Wenn der Bundespräsident persönlich unterschriebene Glückwünsche versendet, ja, dann muss es schon einen besonderen Anlass dafür geben.
Wie zum Beispiel ein hundertjähriger Geburtstag. Dabei bin ich Anna Bosse, geboren am 4. August 1919 in Recklinghausen, nicht die Einzige, die so alt in diesem Jahr geworden ist.
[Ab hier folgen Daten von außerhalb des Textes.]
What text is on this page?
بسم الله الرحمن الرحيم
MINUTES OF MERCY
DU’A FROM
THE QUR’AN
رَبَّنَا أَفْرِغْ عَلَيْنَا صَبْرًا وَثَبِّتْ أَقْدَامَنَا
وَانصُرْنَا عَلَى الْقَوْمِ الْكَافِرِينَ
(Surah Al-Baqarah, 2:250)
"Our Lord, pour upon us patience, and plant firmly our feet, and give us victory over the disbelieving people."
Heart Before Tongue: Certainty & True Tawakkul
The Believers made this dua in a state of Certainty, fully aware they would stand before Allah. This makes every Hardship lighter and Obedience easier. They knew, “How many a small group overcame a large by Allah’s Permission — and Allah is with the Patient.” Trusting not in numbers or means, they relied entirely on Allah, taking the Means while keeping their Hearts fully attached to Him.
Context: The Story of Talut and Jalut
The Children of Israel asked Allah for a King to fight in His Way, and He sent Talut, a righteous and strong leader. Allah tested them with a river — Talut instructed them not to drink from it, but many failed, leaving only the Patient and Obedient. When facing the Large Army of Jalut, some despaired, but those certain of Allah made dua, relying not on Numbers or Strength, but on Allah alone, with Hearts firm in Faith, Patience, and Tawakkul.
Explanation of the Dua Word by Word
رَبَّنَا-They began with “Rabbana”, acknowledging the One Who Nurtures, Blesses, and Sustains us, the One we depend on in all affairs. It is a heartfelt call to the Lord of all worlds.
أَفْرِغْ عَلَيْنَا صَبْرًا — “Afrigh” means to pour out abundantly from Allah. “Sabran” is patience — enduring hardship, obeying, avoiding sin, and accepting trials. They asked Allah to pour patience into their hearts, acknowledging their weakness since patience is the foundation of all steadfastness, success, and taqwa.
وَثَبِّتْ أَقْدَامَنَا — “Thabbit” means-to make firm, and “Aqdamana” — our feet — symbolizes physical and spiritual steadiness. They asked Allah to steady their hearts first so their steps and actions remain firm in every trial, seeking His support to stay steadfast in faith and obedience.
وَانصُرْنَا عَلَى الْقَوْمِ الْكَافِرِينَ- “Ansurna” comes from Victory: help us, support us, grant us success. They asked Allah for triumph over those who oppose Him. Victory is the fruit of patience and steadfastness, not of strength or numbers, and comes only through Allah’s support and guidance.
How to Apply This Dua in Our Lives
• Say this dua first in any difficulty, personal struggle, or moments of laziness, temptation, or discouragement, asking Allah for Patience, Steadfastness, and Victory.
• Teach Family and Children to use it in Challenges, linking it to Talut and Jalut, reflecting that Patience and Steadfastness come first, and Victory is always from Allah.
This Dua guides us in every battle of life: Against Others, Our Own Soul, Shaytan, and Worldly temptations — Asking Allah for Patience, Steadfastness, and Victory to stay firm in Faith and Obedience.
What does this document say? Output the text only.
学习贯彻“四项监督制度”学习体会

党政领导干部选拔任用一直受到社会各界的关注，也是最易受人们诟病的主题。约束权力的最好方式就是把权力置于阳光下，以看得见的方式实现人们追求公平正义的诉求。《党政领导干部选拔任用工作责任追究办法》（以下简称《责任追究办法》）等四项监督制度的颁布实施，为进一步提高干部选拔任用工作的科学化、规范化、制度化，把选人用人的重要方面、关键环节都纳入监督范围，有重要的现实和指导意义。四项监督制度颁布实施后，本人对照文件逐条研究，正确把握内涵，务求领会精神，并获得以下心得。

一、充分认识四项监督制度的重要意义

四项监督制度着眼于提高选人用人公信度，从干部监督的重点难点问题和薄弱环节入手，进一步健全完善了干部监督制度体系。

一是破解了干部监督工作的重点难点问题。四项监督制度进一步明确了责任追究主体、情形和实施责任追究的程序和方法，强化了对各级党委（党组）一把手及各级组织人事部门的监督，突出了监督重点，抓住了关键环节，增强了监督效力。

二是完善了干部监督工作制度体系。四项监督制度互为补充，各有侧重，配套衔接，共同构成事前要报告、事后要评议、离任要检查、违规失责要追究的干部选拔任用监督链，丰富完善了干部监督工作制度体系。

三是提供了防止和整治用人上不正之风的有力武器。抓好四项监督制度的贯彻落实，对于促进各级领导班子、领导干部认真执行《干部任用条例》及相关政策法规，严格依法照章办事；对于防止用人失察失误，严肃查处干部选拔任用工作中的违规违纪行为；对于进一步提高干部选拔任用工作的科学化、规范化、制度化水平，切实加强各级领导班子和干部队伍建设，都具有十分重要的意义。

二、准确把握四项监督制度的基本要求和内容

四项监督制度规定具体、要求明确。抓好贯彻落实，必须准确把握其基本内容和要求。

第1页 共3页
Laut Bildzeitung gab es 2018 insgesamt 25,6 Millionen Rentnern in Deutschland, wovon 27 000 über 100 Jahre alt waren!
Was soll ich aber dazu nun sagen? Na ja, reden kann ich ja sowieso nicht mehr, aber ich vertraue einfach mal meiner Tochter Petra, dass sie die richtigen Dankesworte für mich findet.
Gab es früher, wenn es hoch kam, zum Geburtstag eine Karte aus dem Sauerland, bin ich jetzt doch völlig geplättet darüber, dass ich in meinem Leben jemals Post von so vielen berühmten Persönlichkeiten bekomme.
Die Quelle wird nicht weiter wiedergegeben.